Die sportlichen Aushängeschilder der Erdmännchen sind der 21-jährige Anton Wisker und der 20-jährige Quentin Thomann. Beide waren unter anderem bei der diesjährigen Deutschen Meisterschaft der Golfer mit Behinderungen in Leipzig mit dabei. „Anton betreibt mehrere Sportarten, unter anderem Fußball und Klettern, aber Golf ist sein ein und alles“, sagt Vater Scott Wisker. Sein Sohn sei mit einem schweren Herzfehler geboren worden und habe dadurch kognitive Einschränkungen.

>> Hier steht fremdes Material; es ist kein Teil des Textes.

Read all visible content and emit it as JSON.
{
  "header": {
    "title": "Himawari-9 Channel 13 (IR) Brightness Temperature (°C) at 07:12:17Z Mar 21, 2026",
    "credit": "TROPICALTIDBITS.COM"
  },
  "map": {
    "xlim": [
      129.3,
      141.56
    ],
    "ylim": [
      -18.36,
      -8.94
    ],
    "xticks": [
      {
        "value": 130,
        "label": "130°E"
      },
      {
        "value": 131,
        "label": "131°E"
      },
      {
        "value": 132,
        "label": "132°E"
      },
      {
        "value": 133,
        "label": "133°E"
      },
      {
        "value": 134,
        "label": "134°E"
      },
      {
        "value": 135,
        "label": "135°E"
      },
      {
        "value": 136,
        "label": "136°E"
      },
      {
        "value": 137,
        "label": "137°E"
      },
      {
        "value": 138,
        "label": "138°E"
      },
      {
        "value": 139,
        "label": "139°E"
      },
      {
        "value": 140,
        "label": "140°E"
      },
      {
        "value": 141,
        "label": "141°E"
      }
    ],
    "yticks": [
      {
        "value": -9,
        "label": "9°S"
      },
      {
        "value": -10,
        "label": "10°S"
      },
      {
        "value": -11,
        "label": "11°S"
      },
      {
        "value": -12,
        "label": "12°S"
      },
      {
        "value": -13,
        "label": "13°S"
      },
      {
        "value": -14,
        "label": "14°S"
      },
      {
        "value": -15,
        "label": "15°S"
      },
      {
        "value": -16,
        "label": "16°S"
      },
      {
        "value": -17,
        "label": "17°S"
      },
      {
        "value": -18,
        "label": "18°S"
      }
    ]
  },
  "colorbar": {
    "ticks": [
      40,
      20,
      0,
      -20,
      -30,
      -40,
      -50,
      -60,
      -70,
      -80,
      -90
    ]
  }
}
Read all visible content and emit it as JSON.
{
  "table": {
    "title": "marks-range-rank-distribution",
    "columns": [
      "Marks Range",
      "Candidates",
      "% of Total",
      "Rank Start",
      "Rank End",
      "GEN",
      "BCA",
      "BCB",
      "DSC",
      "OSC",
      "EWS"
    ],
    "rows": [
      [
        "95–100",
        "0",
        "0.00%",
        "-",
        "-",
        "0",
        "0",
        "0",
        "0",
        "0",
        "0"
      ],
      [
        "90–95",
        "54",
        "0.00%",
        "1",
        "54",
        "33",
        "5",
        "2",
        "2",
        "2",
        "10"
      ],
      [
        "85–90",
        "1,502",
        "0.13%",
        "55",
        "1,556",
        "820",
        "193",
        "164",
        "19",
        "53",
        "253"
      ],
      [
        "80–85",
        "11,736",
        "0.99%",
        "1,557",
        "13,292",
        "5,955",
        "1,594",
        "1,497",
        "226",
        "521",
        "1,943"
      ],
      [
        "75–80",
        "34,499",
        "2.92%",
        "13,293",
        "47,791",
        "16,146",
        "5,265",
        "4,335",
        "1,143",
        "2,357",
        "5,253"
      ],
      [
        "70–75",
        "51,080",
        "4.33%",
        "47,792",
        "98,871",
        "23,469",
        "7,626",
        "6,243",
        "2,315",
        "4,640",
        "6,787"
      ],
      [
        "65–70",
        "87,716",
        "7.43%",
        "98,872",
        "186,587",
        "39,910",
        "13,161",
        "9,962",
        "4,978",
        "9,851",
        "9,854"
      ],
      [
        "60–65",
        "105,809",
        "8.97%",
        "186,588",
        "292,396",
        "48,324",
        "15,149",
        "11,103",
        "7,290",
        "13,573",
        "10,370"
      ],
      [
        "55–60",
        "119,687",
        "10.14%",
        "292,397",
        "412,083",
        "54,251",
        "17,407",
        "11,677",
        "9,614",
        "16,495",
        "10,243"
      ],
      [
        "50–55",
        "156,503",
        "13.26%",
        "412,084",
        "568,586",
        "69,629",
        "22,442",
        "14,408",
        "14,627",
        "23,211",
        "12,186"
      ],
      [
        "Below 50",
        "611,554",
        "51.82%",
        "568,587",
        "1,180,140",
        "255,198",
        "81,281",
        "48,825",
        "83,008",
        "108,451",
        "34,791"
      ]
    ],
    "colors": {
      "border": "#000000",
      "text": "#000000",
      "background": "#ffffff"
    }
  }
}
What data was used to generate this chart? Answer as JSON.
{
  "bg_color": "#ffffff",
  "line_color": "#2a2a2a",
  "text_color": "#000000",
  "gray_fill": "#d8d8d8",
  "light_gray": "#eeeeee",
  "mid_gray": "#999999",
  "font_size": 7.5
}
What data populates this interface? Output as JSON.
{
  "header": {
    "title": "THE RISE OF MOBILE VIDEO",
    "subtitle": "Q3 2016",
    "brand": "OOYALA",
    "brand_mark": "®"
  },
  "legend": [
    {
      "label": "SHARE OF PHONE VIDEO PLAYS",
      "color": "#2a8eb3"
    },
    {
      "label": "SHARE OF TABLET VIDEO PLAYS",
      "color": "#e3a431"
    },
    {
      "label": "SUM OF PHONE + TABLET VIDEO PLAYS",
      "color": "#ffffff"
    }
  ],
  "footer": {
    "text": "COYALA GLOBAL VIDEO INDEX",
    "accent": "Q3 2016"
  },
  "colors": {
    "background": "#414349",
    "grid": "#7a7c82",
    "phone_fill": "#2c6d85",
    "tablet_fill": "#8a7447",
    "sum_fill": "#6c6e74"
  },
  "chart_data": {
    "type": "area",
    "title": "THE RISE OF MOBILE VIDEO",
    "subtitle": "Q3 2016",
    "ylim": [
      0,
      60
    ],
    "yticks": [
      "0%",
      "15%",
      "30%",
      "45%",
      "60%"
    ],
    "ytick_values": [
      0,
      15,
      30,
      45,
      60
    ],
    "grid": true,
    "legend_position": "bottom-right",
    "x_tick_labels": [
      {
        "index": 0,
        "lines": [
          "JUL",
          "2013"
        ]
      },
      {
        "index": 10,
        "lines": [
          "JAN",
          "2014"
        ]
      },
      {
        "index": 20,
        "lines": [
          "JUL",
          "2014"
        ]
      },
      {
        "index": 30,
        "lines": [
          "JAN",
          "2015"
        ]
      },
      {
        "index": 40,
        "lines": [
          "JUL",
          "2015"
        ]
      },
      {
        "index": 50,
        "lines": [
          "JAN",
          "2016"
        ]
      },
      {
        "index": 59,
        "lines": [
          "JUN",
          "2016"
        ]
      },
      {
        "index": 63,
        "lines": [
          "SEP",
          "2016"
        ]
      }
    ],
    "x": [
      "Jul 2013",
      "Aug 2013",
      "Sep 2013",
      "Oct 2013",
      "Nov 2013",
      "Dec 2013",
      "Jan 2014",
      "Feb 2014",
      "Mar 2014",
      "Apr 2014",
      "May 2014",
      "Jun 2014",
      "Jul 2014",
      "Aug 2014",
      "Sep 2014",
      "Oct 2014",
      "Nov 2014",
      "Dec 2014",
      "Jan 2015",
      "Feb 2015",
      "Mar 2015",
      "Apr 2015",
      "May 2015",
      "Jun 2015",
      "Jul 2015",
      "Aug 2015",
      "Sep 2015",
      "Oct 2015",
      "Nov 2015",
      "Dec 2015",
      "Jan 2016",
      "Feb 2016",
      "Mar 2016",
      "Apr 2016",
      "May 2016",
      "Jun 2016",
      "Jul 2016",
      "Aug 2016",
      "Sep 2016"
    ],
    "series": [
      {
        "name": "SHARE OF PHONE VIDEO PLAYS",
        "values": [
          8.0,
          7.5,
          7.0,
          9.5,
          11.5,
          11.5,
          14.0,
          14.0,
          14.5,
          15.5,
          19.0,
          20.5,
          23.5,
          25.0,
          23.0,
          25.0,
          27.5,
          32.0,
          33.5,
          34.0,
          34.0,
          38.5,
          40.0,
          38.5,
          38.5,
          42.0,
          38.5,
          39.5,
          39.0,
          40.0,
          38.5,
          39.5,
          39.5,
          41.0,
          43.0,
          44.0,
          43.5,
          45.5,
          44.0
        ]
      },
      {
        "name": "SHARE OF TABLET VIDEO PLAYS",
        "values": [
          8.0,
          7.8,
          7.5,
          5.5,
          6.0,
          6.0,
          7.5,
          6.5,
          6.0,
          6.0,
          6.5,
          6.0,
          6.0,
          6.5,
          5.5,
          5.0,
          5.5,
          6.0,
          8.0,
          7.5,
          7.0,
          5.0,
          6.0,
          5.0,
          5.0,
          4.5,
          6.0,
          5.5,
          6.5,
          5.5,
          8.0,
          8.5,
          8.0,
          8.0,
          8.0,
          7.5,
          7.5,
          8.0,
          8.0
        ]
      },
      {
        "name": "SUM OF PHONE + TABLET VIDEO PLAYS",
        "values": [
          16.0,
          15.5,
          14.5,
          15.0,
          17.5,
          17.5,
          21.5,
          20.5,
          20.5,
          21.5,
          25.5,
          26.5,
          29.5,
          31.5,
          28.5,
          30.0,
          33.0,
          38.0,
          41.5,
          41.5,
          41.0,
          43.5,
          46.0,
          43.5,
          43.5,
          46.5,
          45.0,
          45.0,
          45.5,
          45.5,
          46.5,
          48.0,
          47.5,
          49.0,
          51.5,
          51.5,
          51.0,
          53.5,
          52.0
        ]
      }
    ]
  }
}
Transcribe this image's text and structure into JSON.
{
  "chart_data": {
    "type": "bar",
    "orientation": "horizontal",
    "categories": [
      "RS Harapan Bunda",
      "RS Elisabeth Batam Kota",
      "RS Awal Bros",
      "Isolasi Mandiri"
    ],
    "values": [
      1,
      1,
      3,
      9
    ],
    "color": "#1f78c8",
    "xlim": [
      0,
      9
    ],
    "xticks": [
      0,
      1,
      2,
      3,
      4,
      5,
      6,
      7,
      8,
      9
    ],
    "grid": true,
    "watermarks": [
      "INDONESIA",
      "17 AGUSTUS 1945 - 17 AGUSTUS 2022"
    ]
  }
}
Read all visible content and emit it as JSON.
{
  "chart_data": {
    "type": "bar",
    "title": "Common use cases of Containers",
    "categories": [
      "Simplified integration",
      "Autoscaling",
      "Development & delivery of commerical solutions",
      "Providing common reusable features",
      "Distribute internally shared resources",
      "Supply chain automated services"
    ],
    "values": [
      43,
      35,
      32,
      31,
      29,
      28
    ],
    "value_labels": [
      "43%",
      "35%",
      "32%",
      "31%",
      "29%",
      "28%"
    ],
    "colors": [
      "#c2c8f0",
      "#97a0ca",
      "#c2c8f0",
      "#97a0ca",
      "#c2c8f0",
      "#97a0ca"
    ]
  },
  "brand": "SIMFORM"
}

Sich allein auf einem Golfplatz zu orientieren, sei für Anton unmöglich. Den Ball zu finden und den richtigen Schläger zu wählen, dabei brauche er Hilfe. „Aber mit seinen kurzen und mittleren Eisen ist Anton super, Pitches sind seine Spezialität“, erklärt Scott Wisker. An guten Tagen spiele sein Sohn deutlich besser als sein Handicap von 26 – an schlechten Tagen aber auch deutlich schlechter. „Dann ist er in seinem Autismus drin und alles fällt ihm schwerer“, so Wisker. Das Tolle an den Erdmännchen sei der Umgang. „Sven Nürnberger, Ronja Kissinger und Jacob Beck behandelten die gehandicapten Golferinnen und Golfer völlig normal und ohne Berührungsängste.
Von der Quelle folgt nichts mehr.